Коров отогнали, но они долго оглядывались на мой дом и протяжно мычали. Кстати, одна из них снова подошла к забору. Варден с этой стороны стал обнюхивать ее. Так они стояли друг против друга, разделенные тонкой оградой, и шумно втягивали воздух, касаясь один другого носами. У Вардена был такой же широкий влажный черный нос, только чуть поменьше. Не знаю, что думала корова, обнюхивая Вардена, — может, у нее недавно отобрали теленка, — только никакой враждебности она не проявляла. Да и Варден с удовольствием втягивал в себя молочный запах и даже лизнул буренку в нос. Потом эта черная с белыми отметинами молодая корова не раз подходила к калитке и нежным мычанием вызывала на свидание Вардена. Если тот не был на цепи, тотчас прибегал, и снова начиналось обстоятельное обнюхивание и тяжкие обоюдные вздохи. Другие коровы не вели себя так.
Правда, после этого кросса по пересеченной местности я старался больше не встречаться с коровами, когда со мной был Варден.

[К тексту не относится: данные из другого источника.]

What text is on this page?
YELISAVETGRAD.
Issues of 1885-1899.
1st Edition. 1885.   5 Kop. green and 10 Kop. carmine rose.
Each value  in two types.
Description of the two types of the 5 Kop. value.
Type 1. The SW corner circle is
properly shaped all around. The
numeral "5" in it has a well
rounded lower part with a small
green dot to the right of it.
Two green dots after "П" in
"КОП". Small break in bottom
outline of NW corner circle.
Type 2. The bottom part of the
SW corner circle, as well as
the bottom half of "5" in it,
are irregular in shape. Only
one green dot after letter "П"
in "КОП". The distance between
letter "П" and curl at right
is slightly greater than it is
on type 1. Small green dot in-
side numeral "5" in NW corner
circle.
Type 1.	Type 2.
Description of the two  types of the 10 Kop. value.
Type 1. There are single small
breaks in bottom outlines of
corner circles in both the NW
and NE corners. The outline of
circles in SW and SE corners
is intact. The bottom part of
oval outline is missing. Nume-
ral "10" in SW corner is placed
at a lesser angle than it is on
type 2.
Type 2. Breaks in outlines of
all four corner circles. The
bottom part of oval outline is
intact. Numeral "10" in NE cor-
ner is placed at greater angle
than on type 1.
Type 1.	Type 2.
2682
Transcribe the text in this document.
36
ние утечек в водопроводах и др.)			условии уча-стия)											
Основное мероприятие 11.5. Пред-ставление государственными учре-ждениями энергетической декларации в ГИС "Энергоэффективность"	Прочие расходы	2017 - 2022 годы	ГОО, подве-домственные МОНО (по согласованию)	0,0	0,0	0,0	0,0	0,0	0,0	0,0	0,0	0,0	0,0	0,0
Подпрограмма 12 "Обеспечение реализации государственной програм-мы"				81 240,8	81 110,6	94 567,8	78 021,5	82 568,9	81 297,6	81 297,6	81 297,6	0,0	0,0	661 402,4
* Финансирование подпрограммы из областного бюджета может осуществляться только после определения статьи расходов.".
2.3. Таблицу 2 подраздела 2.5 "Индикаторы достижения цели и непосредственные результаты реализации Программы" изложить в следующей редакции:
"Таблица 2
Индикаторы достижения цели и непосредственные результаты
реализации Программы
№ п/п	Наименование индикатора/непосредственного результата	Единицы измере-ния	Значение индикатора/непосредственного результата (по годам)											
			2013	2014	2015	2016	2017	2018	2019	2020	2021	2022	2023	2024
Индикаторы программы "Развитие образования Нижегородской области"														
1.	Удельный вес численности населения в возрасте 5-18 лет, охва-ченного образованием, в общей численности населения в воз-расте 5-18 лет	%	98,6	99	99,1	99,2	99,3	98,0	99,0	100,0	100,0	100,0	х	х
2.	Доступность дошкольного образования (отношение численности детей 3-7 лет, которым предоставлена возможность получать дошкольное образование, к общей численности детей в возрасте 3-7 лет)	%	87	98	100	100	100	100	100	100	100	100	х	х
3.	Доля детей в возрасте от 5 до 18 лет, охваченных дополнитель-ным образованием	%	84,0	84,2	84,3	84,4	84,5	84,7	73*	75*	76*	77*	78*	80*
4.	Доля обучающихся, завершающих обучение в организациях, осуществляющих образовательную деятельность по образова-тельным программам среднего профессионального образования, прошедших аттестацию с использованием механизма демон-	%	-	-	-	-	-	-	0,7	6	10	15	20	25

Жизнь большой, сильной собаки с независимым характером сложна. Представьте себе, к вам подойдет пес, и вы не почувствуете, что он понимает, мол, вы и есть пресловутый царь природы. Мало того, в лучшем случае он отнесется к вам как к ровне, а то еще выразит не только полное равнодушие к вам, но и презрение, если вы того в его собачьем разумении заслужили. Не каждому это придется по нраву. Вот от таких людей больше всего и жди неприятностей. Дворняжка никогда не дает вам понять, что не уважает вас, а большой, сильный, чистопородный пес может.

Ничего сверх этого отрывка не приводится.